AIX > Administrator > Performance

CPU Threading Efficiency: New Performance Tuning Perspectives

 CPU threading

This is the fourth installment in an ongoing series on improving AIX performance by emphasizing CPU threading efficiency. Read part 1, part 2 and part 3.

Throughout this series of articles, I have used (and will continue to use) the term, "tactical monitoring." By tactical monitoring, I refer to the process of analyzing performance with single-second intervals for performance tuning―this as opposed to studying colorful graphs of multiple-minute intervals for capacity planning. Monitoring a system using multiple-minute intervals can reveal a lot, but monitoring the same system with single-second intervals offers dimensionally deeper performance perspectives.

It's not enough to simply distinguish between these two types of monitoring. It's important to recognize that―as a result of the ever-greater scale, concurrency, virtualization and performance of advancing computing technologies―the differences between monitoring for performance and monitoring for capacity are growing. And given this ever-widening gap, we should distance performance tuning from capacity planning.

There's more to consider than merely ensuring sufficient resources. A 1-second monitoring interval offers performance perspectives that are otherwise lost to the smooth-averaging effect of traditional long-interval capacity monitoring. These performance perspectives illuminate aspects such as spike/burst intensities (of the thread runqueue, device interrupts, system calls, context switches, etc.), dynamic SMT mode pattern shifts, hardware affinity pattern shifts, thread migrations, the balance of involuntary versus voluntary logical context switches (e.g., AIX:mpstat -d:ilcs vs. vlcs), etc.

The AIX:vmstat -IWwt 1 syntax in figure 1 uses a 1-second sampling interval, the shortest possible. Most popular capacity monitoring utilities (nmon, lpar2rrd, etc.) use far longer sampling intervals. Those tools certainly have their place, but with this data, you can begin to understand and appreciate the benefits of the 1-second interval.

The Basis of CPU Idle%

Definition: Assuming the default value of AIX:schedo:vpm_throughput_mode=0, the AIX:vmstat –IWwt 1:cpu:id percentage represents the average dynamic SMT mode of all active virtual CPUs in a 1-second interval.

While a virtual CPU is being served by a CPUcore, the CPUcore can dynamically change its SMT mode between ST/SMT-1 through to the LPAR’s maximum SMT mode setting. I call this varying trait the dynamic SMT mode, which underlies the calculation of CPU idle%.

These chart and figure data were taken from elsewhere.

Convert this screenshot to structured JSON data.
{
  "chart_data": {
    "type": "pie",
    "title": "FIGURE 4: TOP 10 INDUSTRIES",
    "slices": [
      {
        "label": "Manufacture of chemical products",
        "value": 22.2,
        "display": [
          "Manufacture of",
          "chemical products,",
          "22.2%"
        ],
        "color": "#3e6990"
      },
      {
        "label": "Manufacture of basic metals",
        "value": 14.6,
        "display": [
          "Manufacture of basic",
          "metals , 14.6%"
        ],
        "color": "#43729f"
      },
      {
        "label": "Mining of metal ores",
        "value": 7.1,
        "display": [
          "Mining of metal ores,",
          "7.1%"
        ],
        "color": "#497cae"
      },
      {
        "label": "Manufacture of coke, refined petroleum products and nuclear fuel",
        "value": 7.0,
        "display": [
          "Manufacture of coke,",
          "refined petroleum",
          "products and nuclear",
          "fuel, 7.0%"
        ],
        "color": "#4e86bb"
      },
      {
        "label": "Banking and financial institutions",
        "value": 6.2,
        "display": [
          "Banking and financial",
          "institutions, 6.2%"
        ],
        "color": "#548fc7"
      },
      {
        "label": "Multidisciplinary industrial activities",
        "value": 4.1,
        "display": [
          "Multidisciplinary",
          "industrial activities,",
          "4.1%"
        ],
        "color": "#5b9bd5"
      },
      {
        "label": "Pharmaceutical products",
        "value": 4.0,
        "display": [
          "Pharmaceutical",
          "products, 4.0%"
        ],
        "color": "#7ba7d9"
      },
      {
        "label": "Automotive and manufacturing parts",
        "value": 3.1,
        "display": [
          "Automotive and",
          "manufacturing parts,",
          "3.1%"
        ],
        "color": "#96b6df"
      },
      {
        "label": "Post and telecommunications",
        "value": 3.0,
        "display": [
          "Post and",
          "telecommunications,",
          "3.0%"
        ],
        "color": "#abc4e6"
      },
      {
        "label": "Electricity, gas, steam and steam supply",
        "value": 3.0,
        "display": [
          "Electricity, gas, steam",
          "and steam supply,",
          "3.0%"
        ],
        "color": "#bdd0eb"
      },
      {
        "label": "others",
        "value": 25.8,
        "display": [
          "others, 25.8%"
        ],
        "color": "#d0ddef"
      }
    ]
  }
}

For explicit clarity, when an LPAR’s maximum SMT mode setting is SMT-4 (AIX:smtctl –t 4 for max SMT-4), the dynamic SMT mode of the CPUcore (while serving a given virtual CPU) can, and often does, switch rapidly per thread scheduling demand, between ST/SMT-1, SMT-2 and the max of SMT-4. Thus, we observe four logical CPUs per virtual CPU with AIX:mpstat -s 1 3 (see figure 2).

As well, when an LPAR’s maximum SMT mode setting is SMT-2 (AIX:smtctl –t 2 for max SMT-2), the dynamic SMT mode of the CPUcore (while serving a given virtual CPU) can, and often does, switch rapidly per thread scheduling demand, between ST/SMT-1 and SMT-2 max. Thus, we observe two logical CPUs per virtual CPU with AIX:mpstat -s 1.

Finally, when an LPAR’s maximum SMT-mode setting is SMT-8 (AIX:smtctl –t 8 for max SMT-8), the dynamic SMT mode of the CPUcore (while serving a given virtual CPU) can, and often does, switch rapidly per thread scheduling demand, between ST/SMT-1, SMT-2, SMT-4 and SMT-8 max. Thus, we observe eight logical CPUs per virtual CPU with AIX:mpstat -s 1.